Pages

Wednesday, February 27, 2013

Poems for February 25th: starting w/ Wakefield

Poems for February 25

The Meadow by Marie Howe
Miss Consolation for Emotional Damages – by Laura Kasischke (Lilies Without)
While They Speak – Titos Patrikios
The Flying Cat by Naomi Shihab Nye
The Promise by Jane Hirshfield


Marie Howe uses an epigraph from Friedrich Hölderlin for her book, Come, Thief (from which "The Meadow" is taken.) I'm not sure of the original German, which has been translated as variously as this:
“But where the danger is, also grows the saving power.” or “where danger is, also lies deliverance”
or “what rescues us”.

In the poem, The Meadow, she starts with a search for words and the meadow, muddy with dreams, which allows a weaving between certain, uncertain, a telephone and a woodpecker; there is no question that a dozen wasps become puttering prop planes, or that the grass be bewildered, that the two older, self-important horses be unable to "design"how the small white pony will escape the fence. Forgiveness hinges on "this small time when you can forget what you are". Perhaps a metaphor for a poem as a walk into words, as mysterious as the meadow remembering how to make wildflowers... The point is not to "figure out" and have answer on how to speak for sound alone, listen for and to the cry, identify, understand. The journey is search, choice, and faith:
Bedeviled,/
human, your plight, in waking, is to choose from the words//

that even now sleep on your tongue, and to know that tangled
among them and terribly new is the sentence that could change your life.

**
In contrast, The Kasischke poem is a rollercoaster for sound and rhythm -- no regular couplets or line length here. What is "the" embarrassment? As fundamental as Adam and Eve becoming aware of their nakedness? Kasischke repeats "it" over and over, providing more and more possibilities -- meanwhile the title echoes in question -- why "Miss Consolation" like a pageant queen -- and what emotional damages? Perhaps, with the Einstein reference, it is about identifying brilliance beyond race, religion. The bluntly stated inability to deal with a "curvature of a 3rd dimension" holds up a mirror of the danger of falling into a sameness out of shame for coming from a place that seems to be different from the one in which you find yourself.
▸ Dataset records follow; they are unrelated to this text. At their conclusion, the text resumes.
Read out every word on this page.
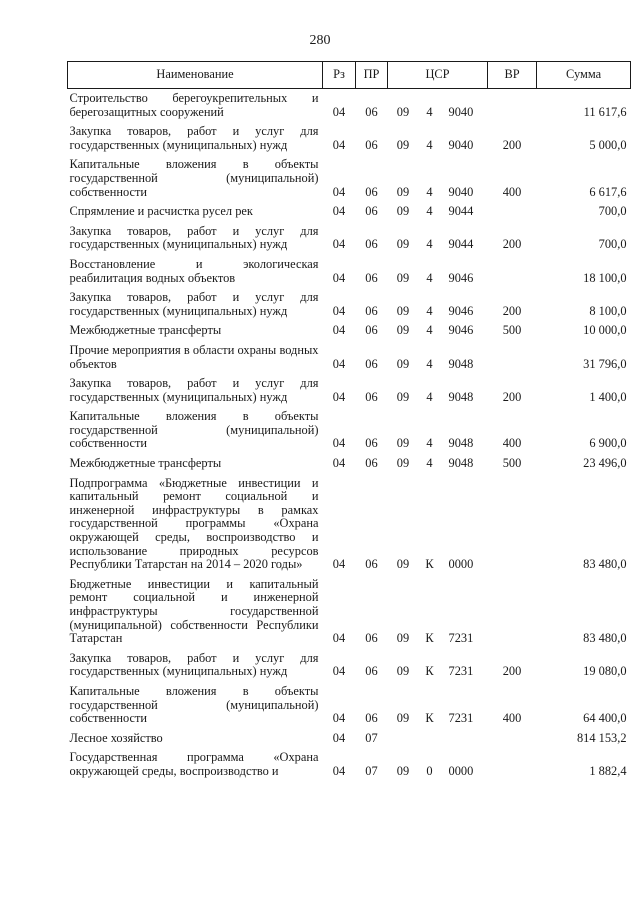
280
Наименование	Рз	ПР	ЦСР			ВР	Сумма
Строительство берегоукрепительных и берегозащитных сооружений	04	06	09	4	9040		11 617,6
Закупка товаров, работ и услуг для государственных (муниципальных) нужд	04	06	09	4	9040	200	5 000,0
Капитальные вложения в объекты государственной (муниципальной) собственности	04	06	09	4	9040	400	6 617,6
Спрямление и расчистка русел рек	04	06	09	4	9044		700,0
Закупка товаров, работ и услуг для государственных (муниципальных) нужд	04	06	09	4	9044	200	700,0
Восстановление и экологическая реабилитация водных объектов	04	06	09	4	9046		18 100,0
Закупка товаров, работ и услуг для государственных (муниципальных) нужд	04	06	09	4	9046	200	8 100,0
Межбюджетные трансферты	04	06	09	4	9046	500	10 000,0
Прочие мероприятия в области охраны водных объектов	04	06	09	4	9048		31 796,0
Закупка товаров, работ и услуг для государственных (муниципальных) нужд	04	06	09	4	9048	200	1 400,0
Капитальные вложения в объекты государственной (муниципальной) собственности	04	06	09	4	9048	400	6 900,0
Межбюджетные трансферты	04	06	09	4	9048	500	23 496,0
Подпрограмма «Бюджетные инвестиции и капитальный ремонт социальной и инженерной инфраструктуры в рамках государственной программы «Охрана окружающей среды, воспроизводство и использование природных ресурсов Республики Татарстан на 2014 – 2020 годы»	04	06	09	К	0000		83 480,0
Бюджетные инвестиции и капитальный ремонт социальной и инженерной инфраструктуры государственной (муниципальной) собственности Республики Татарстан	04	06	09	К	7231		83 480,0
Закупка товаров, работ и услуг для государственных (муниципальных) нужд	04	06	09	К	7231	200	19 080,0
Капитальные вложения в объекты государственной (муниципальной) собственности	04	06	09	К	7231	400	64 400,0
Лесное хозяйство	04	07					814 153,2
Государственная программа «Охрана окружающей среды, воспроизводство и	04	07	09	0	0000		1 882,4
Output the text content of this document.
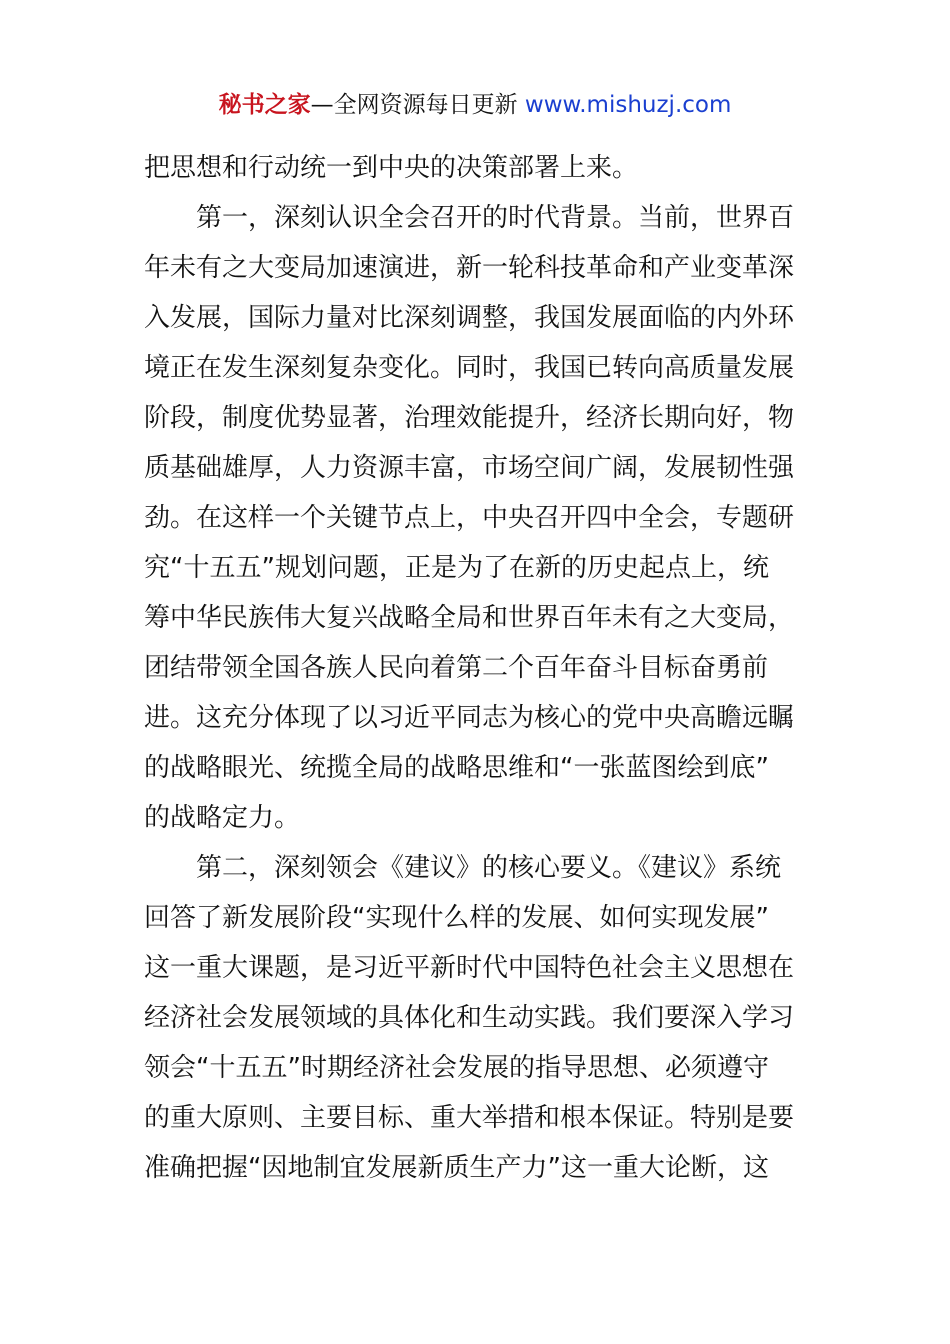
秘书之家—全网资源每日更新 www.mishuzj.com
把思想和行动统一到中央的决策部署上来。
　　第一，深刻认识全会召开的时代背景。当前，世界百
年未有之大变局加速演进，新一轮科技革命和产业变革深
入发展，国际力量对比深刻调整，我国发展面临的内外环
境正在发生深刻复杂变化。同时，我国已转向高质量发展
阶段，制度优势显著，治理效能提升，经济长期向好，物
质基础雄厚，人力资源丰富，市场空间广阔，发展韧性强
劲。在这样一个关键节点上，中央召开四中全会，专题研
究“十五五”规划问题，正是为了在新的历史起点上，统
筹中华民族伟大复兴战略全局和世界百年未有之大变局，
团结带领全国各族人民向着第二个百年奋斗目标奋勇前
进。这充分体现了以习近平同志为核心的党中央高瞻远瞩
的战略眼光、统揽全局的战略思维和“一张蓝图绘到底”
的战略定力。
　　第二，深刻领会《建议》的核心要义。《建议》系统
回答了新发展阶段“实现什么样的发展、如何实现发展”
这一重大课题，是习近平新时代中国特色社会主义思想在
经济社会发展领域的具体化和生动实践。我们要深入学习
领会“十五五”时期经济社会发展的指导思想、必须遵守
的重大原则、主要目标、重大举措和根本保证。特别是要
准确把握“因地制宜发展新质生产力”这一重大论断，这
David was reminded of Marge Piercy's "Barbie Doll" -- the cutting off of the nose -- the final ending in the casket where all you can say is "isn't she pretty" and pay lip service to what is sold as a dream life.

The Patrikios sparked great discussion -- and the question of what it is that we bring to poems from our own experience and beliefs. Is the poem just a snapshot in a cafe -- about a writer, writing about freedom and love? Kathy reminded us of Adrienne Rich saying "as long as we can't agree, at least we will have something to talk about." This is such a poem. How can we truly talk about freedom and love without knowing its opposite? The "how could you say" can be interpreted in different tones -- perhaps accusatory, perhaps
responding to something we have not heard, as if to ask the person who said it, to explain further, with the conviction that the fact that these things have been spoken of, means there is possibility for freedom and love... Patrikios believes that poetry should do this: bring people together, help readers discover something new about themselves and to address and provide answers to problems that have gone unnoticed.

Perhaps the third item is not so much "provide answers" -- but to reflect about aspects of problems that have gone unnoticed. The fact that there was so much discussion about these nine lines indeed brought us together, helped us discover something new as we listened to each other.

The Flying Cat came to the rescue at this point and reminded us about our versions of our careers of worrying... What is our private language of pain? And what do we transpose onto our animals who cannot tell us in words how they respond to life? Regardless, we are the ones who must look at our own "black holes in space or the weightless rise of fear".

Binding the poems together, was Jane Hirshfield.
I quoted from Philip Levine who seems to echo some of the thoughts in the interview link.

“Some things you know all your life. They are so simple and true
they must be said without elegance, meter and rhyme,
they must be laid on the table beside the salt shaker,
the glass of water, the absence of light gathering
in the shadows of picture frames, they must be
naked and alone, they must stand for themselves.”

What is it that we mean when we say "Stay"?
The pause of stillness allows us to recognize our relationship to everything around us.

Stay, I said to my loves.
Each answered,
Always.

How does "always" work as the final word? So, we go back to the title, "The Promise" read again,
and note how each thing has such trouble being still. How constant our shifting, our love.